Books were my escape from my less-than-ideal situation at home, as trite and cliched as that sounds. I was the weird kid in the library all the time; all summer long, and then when I got to school, I weirded up the stacks there, too. I was constantly procuring hall passes to go sit in the library and read until school was over. Now that my kid has stepped up to easy chapter books, I’ve started thinking more and more about all the books that I’ll foist upon her, mostly as an excuse to procure and read said books again for myself, even the more fluffy-type stuff. This summer is a great place to start, since I have absolutely no plans to schedule her days out for enrichment as I work. After that, I’ll just feed her a steady stream of books until she graduates high school.
20. Sweet Valley High

These books gave me a very skewed idea of what high school was going to be like.
19. The Babysitter’s Club


Oh, Kristy.
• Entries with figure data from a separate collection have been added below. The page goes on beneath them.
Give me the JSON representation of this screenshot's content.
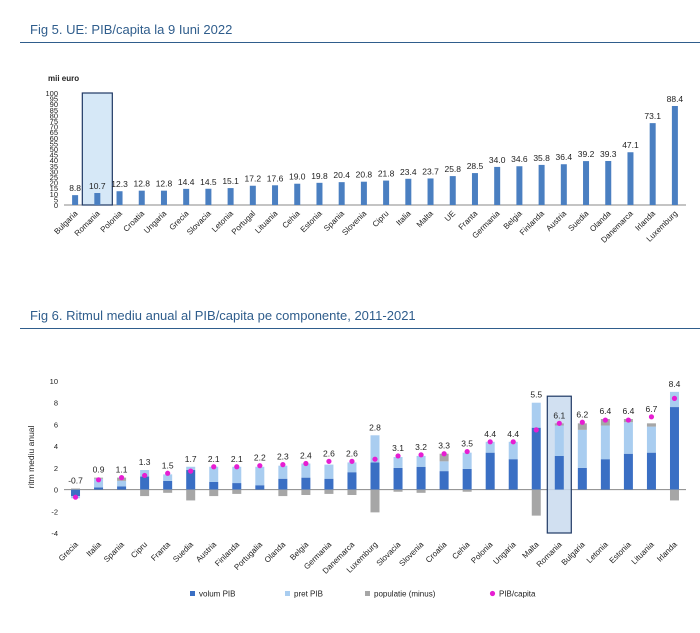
{
  "chart_data": [
    {
      "type": "bar",
      "title": "Fig 5. UE: PIB/capita la 9 Iuni 2022",
      "ylabel": "mii euro",
      "ylim": [
        0,
        100
      ],
      "yticks": [
        0,
        5,
        10,
        15,
        20,
        25,
        30,
        35,
        40,
        45,
        50,
        55,
        60,
        65,
        70,
        75,
        80,
        85,
        90,
        95,
        100
      ],
      "categories": [
        "Bulgaria",
        "Romania",
        "Polonia",
        "Croatia",
        "Ungaria",
        "Grecia",
        "Slovacia",
        "Letonia",
        "Portugal",
        "Lituania",
        "Cehia",
        "Estonia",
        "Spania",
        "Slovenia",
        "Cipru",
        "Italia",
        "Malta",
        "UE",
        "Franta",
        "Germania",
        "Belgia",
        "Finlanda",
        "Austria",
        "Suedia",
        "Olanda",
        "Danemarca",
        "Irlanda",
        "Luxemburg"
      ],
      "values": [
        8.8,
        10.7,
        12.3,
        12.8,
        12.8,
        14.4,
        14.5,
        15.1,
        17.2,
        17.6,
        19.0,
        19.8,
        20.4,
        20.8,
        21.8,
        23.4,
        23.7,
        25.8,
        28.5,
        34.0,
        34.6,
        35.8,
        36.4,
        39.2,
        39.3,
        47.1,
        73.1,
        88.4
      ],
      "labels": [
        "8.8",
        "10.7",
        "12.3",
        "12.8",
        "12.8",
        "14.4",
        "14.5",
        "15.1",
        "17.2",
        "17.6",
        "19.0",
        "19.8",
        "20.4",
        "20.8",
        "21.8",
        "23.4",
        "23.7",
        "25.8",
        "28.5",
        "34.0",
        "34.6",
        "35.8",
        "36.4",
        "39.2",
        "39.3",
        "47.1",
        "73.1",
        "88.4"
      ],
      "highlight": "Romania",
      "colors": {
        "bar": "#4a7fc1",
        "highlight_fill": "#d6e8f7",
        "highlight_stroke": "#1f3864"
      }
    },
    {
      "type": "bar",
      "stacked": true,
      "title": "Fig 6. Ritmul mediu anual al PIB/capita pe componente, 2011-2021",
      "ylabel": "ritm mediu anual",
      "ylim": [
        -4,
        10
      ],
      "yticks": [
        -4,
        -2,
        0,
        2,
        4,
        6,
        8,
        10
      ],
      "categories": [
        "Grecia",
        "Italia",
        "Spania",
        "Cipru",
        "Franta",
        "Suedia",
        "Austria",
        "Finlanda",
        "Portugalia",
        "Olanda",
        "Belgia",
        "Germania",
        "Danemarca",
        "Luxemburg",
        "Slovacia",
        "Slovenia",
        "Croatia",
        "Cehia",
        "Polonia",
        "Ungaria",
        "Malta",
        "Romania",
        "Bulgaria",
        "Letonia",
        "Estonia",
        "Lituania",
        "Irlanda"
      ],
      "series": [
        {
          "name": "volum PIB",
          "color": "#3a6fc4",
          "values": [
            -0.6,
            0.2,
            0.3,
            1.2,
            0.8,
            1.8,
            0.7,
            0.6,
            0.4,
            1.0,
            1.1,
            1.0,
            1.6,
            2.5,
            2.0,
            2.1,
            1.7,
            1.9,
            3.4,
            2.8,
            5.7,
            3.1,
            2.0,
            2.8,
            3.3,
            3.4,
            7.6
          ]
        },
        {
          "name": "pret PIB",
          "color": "#a9cdf0",
          "values": [
            -0.2,
            0.8,
            0.5,
            0.6,
            0.6,
            0.3,
            1.4,
            1.5,
            1.7,
            1.2,
            1.3,
            1.3,
            0.9,
            2.5,
            1.0,
            1.0,
            0.9,
            1.5,
            1.0,
            1.6,
            2.3,
            2.8,
            3.5,
            3.1,
            2.9,
            2.4,
            1.4
          ]
        },
        {
          "name": "populatie (minus)",
          "color": "#a6a6a6",
          "values": [
            0.1,
            0.1,
            0.3,
            -0.6,
            -0.3,
            -1.0,
            -0.6,
            -0.4,
            0.0,
            -0.6,
            -0.5,
            -0.4,
            -0.5,
            -2.1,
            -0.2,
            -0.3,
            0.7,
            -0.2,
            0.0,
            0.0,
            -2.4,
            0.2,
            0.6,
            0.6,
            0.3,
            0.3,
            -1.0
          ]
        }
      ],
      "marker": {
        "name": "PIB/capita",
        "color": "#e61ed2",
        "values": [
          -0.7,
          0.9,
          1.1,
          1.3,
          1.5,
          1.7,
          2.1,
          2.1,
          2.2,
          2.3,
          2.4,
          2.6,
          2.6,
          2.8,
          3.1,
          3.2,
          3.3,
          3.5,
          4.4,
          4.4,
          5.5,
          6.1,
          6.2,
          6.4,
          6.4,
          6.7,
          8.4
        ]
      },
      "labels": [
        "-0.7",
        "0.9",
        "1.1",
        "1.3",
        "1.5",
        "1.7",
        "2.1",
        "2.1",
        "2.2",
        "2.3",
        "2.4",
        "2.6",
        "2.6",
        "2.8",
        "3.1",
        "3.2",
        "3.3",
        "3.5",
        "4.4",
        "4.4",
        "5.5",
        "6.1",
        "6.2",
        "6.4",
        "6.4",
        "6.7",
        "8.4"
      ],
      "highlight": "Romania",
      "legend_position": "bottom"
    }
  ]
}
It was such a good idea.
18. The Saddle Club


I always wanted to be Stevie, who was so quirky and laid back, unlike stuck-up Lisa.
17. The Dollanganger Series


A reminder that no matter how much your family sucks, it could always be worse; your gran gran could be serving you poison cookies.
16. Goosebumps


Mah fervrit!
15. Anything by Roald Dahl


Escapism, for 8-12 year olds.
14. Madeleine L’Engle’s Kairos Works


I was never a huge fan of The Chronicles of Narnia the way my brother was, but I did love the Kairos Cycle of Madeleine L’Engle’s Christian-flavored books.
13. Redwall


It’s like A Song of Ice and Fire but with badgers and mice and stuff and without incest.
12. His Dark Materials


My brother reminded me how much of a snob I was about books when I was my daughter’s age, never allowing him to play dæmons with me because he hadn’t read the books.
11.The Giver


The original dystopia for the kiddies.
10. The Time Machine


I would have been an Eloi. Elois 4 Lyfe.
9. Julie of the Wolves


I wanted to be able to communicate with animals so bad.
8. Animorphs


I wanted to be able to turn into animals so bad.
7. Hatchet


This paired with Julie of the Wolves made me feel like disappearing into the wilderness was totally feasible.
6. The Westing Game


Someone really needs to name me as an heir and then give me trivia clues because I win so many beerbuxx at trivia its not even funny.
5. Sideways Stories from Wayside School


Actually, my kid is reading this now. I forgot how subtly funny this can be.
4. Any of the Choose Your Own Adventure Books


Confession: I always used to try to take the easy way out by being pragmatic and not choosing to go down the dark hallway/tangled forest path/with the mysterious sorcerer, but it always sent me back to the beginning for being a cheater.
3. Bridge to Terebithia


This book gave me my first experience of bookfeels and I cried in the public library.
2. The Phantom Tollbooth


Read this to your kid because they will learn vocabulary and sound like proper little lords and ladies.
1. The Harry Potter Series


I picked up Harry Potter and The Sorcerer’s Stone when when it came out in the U.S in 1998 and I was 11, which meant Harry was 11 and we grew up together in our respective boarding schools but mine had less hijinks and chocolate frogs.